The film can be read as a satire of Western culture and Western elites in particular: wealthy tourists or others in positions of power or privilege travel to less developed or post-colonial nations where they abuse their hosts’ generosity and hospitality, rape the local women and girls, and / or kill local people, and then escape justice by being court-martialled (if they are on military assignments) or flee back to their home countries. It can also be read as a study of how individuals can be induced to participate in heinous crimes by being systematically abused and traumatised until their sense of who and what they are breaks down and they become tabulae rasae for new ideologies to be imprinted on them. James is subjected to repeated psychological shocks while committing crimes until he is forced to make an unenviable choice: resist his new programming and risk being killed, or fight for his life by submitting to his oppressors.

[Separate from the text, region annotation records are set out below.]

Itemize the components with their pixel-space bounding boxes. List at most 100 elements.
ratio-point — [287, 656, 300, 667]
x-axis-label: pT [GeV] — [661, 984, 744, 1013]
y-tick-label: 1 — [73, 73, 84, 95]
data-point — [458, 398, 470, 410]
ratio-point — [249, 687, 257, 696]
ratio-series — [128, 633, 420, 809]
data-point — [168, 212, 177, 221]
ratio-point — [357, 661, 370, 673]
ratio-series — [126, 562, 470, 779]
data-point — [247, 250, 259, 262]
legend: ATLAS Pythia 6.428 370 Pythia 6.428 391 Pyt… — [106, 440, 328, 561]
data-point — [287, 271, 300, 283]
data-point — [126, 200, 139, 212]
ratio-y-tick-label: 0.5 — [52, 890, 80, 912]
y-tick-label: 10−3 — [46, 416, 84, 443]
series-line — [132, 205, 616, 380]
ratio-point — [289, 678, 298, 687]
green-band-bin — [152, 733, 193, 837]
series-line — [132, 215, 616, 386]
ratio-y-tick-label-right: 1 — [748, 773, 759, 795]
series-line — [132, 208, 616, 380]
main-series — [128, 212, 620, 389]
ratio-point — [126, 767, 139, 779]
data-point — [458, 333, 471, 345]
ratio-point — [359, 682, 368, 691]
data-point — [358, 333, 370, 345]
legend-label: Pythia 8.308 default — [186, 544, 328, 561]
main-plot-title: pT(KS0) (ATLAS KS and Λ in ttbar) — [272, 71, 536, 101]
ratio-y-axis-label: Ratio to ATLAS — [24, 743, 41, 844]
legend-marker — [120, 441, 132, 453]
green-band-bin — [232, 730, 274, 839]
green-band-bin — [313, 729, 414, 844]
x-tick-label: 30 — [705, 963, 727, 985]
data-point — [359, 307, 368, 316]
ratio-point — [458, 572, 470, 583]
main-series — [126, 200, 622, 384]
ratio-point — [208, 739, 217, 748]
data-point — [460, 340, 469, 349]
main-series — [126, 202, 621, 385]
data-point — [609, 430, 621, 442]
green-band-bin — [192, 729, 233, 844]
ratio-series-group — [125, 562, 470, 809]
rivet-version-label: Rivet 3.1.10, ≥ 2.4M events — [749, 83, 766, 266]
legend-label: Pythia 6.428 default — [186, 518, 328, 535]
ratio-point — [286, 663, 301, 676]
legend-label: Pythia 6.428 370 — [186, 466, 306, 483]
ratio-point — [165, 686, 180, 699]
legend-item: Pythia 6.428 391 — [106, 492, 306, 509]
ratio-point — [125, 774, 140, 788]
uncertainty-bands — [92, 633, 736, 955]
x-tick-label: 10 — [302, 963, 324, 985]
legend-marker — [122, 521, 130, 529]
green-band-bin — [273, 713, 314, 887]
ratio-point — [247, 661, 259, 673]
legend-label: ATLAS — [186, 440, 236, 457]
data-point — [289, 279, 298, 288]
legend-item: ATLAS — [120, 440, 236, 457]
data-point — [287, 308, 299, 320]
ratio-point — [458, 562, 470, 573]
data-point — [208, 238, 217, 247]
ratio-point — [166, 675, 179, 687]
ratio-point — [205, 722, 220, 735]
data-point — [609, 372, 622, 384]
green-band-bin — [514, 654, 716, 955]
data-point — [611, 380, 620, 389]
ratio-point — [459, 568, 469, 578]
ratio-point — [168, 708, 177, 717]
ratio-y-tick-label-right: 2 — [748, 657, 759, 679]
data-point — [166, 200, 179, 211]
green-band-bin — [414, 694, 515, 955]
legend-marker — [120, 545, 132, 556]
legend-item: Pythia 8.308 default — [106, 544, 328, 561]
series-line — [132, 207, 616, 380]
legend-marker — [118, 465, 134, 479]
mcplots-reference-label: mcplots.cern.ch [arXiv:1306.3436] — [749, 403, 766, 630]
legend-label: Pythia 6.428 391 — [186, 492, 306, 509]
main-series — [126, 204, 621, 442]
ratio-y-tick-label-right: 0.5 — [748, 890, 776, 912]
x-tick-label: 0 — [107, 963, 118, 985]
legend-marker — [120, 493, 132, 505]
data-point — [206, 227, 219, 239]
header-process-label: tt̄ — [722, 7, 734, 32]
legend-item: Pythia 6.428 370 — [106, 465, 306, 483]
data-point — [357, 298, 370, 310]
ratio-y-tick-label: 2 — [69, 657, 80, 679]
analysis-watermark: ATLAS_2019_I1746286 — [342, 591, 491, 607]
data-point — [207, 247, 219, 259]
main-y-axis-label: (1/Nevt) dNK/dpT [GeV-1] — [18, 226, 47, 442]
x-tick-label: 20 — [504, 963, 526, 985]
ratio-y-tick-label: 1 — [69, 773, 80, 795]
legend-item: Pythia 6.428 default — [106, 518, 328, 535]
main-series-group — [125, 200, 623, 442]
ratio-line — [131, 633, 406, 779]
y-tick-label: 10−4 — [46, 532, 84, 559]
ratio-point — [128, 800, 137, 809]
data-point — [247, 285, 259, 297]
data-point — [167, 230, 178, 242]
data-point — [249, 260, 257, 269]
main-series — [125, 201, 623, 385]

The details of Li Tolqa, its odd religion and code of laws, and how its repressive regime was able to develop an apparently antiquated technology to clone people, are not explained in the film: one has to take for granted that Li Tolqa, despite appearing to be a secretive and impoverished hermit police state that earns foreign exchange by allowing wealthy tourists to holiday at selected resort compounds, somehow obtained and developed a highly sophisticated (though very 1950s Cold War styled) technology. I suppose though that if North Korea can obtain the technology to develop nuclear power and defend itself with nuclear warheads despite being a poor country, then another poor and backward state like Li Tolqa can also obtain and develop advanced biotechnologies.

The acting varies from restrained and subtle (mostly on Skarsgård’s part early on) to exaggerated over-acting (on Mia Goth’s part as the ringleader of the circle of deranged tourists). Skarsgård does a good job as a struggling mediocre writer who is targeted early on by Gabi and her husband, who then proceed to work on James’s psychological weak points. While Goth’s role perhaps requires her to over-act, she does so bravely and with confidence. The other minor actors play competent support to both Skarsgård and Goth. The cinematography is often beautiful and has surreal elements in its portrayal of the cloning process and the orgiastic sex scenes (the latter being too long and not relevant to the film’s narrative). Close-up shots of the actors, especially of their eyes, can be unnerving and adds to the film’s rather cold, clinical style.

The film perhaps gets caught up in its own sensationalist violence and its themes are not fully explored but it does well to present the gradual decline and downfall of Western civilisation through its elites’ pursuit of materialistic hedonism in the form of a character study microcosm.